The Abrams Foundation Historical Collection at the Archives of Michigan also complements the original source material available at the Archives. Emphasizing the geographic areas that played a key role in the growth and development of Michigan, including New England, the Mid-Atlantic states (especially New York) and the Great Lakes region, as well as the Canadian provinces of Ontario and Quebec, the Abrams Collection includes vital records, naturalizations, cemetery transcriptions, city directories, military records, passenger lists, ethnic-specific sources and newspaper extracts from across the United States and Canada.

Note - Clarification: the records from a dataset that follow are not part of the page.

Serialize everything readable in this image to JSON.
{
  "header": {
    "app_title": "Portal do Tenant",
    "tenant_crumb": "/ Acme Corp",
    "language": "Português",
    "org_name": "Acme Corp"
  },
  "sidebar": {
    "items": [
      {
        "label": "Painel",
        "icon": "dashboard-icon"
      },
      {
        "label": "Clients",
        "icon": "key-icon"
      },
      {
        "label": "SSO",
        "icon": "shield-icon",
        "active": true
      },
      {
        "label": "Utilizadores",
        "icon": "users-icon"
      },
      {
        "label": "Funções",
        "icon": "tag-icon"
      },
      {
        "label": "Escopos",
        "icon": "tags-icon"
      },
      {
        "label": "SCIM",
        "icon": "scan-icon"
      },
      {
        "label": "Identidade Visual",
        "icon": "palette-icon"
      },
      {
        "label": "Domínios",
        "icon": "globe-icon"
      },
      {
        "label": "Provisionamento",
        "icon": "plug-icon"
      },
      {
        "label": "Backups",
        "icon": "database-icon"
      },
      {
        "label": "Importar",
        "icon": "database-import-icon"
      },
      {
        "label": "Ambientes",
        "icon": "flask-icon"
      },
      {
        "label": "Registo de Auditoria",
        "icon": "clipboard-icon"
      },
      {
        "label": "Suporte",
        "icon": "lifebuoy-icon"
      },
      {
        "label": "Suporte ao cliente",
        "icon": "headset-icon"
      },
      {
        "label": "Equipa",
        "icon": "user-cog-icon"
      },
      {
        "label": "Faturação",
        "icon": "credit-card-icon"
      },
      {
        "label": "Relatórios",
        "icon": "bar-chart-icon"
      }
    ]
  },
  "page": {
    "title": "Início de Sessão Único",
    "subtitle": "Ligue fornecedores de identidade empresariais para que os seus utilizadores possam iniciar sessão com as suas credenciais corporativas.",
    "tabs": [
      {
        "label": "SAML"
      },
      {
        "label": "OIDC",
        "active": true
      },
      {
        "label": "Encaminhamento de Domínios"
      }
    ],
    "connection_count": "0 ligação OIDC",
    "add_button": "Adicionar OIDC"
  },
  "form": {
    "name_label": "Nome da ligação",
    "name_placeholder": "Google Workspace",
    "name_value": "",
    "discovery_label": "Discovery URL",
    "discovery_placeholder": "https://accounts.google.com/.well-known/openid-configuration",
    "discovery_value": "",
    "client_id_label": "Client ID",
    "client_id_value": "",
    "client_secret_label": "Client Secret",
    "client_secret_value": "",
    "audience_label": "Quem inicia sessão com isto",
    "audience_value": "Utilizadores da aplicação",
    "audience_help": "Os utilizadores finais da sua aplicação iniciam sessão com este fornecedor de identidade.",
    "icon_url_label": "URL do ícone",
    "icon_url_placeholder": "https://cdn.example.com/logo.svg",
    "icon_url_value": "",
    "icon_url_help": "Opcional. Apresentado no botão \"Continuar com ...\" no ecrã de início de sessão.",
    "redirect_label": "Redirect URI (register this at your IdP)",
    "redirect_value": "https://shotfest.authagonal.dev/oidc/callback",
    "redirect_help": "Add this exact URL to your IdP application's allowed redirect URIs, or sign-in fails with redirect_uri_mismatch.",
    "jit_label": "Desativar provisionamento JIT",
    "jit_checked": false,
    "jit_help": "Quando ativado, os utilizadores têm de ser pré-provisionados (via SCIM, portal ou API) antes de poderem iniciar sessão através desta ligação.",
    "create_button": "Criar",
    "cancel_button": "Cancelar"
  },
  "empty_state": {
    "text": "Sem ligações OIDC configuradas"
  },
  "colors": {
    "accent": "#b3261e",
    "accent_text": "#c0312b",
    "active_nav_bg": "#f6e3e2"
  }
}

“Everyone and every community has a story. Events like the Barbara J. Brown Family History Seminar, together with the collections available at the Archives of Michigan, provide an opportunity to discover and explore the methods and records available, and to ensure everyone and every community’s story is not forgotten,” said State Archivist Mark Harvey.

The annual seminar attracts family historians from across the state for good reason.

Jessica Trotter, seminar speaker/attendee and vice president of the Lansing Area African American Genealogical Society, summed it up this way: “The Barbara J. Brown Family History Seminar is one I don’t miss – the headlining speakers are always among the best in the field and no matter the session’s topics or levels, I always come out with new information and ideas, and reinvigorated to jump back into my research.”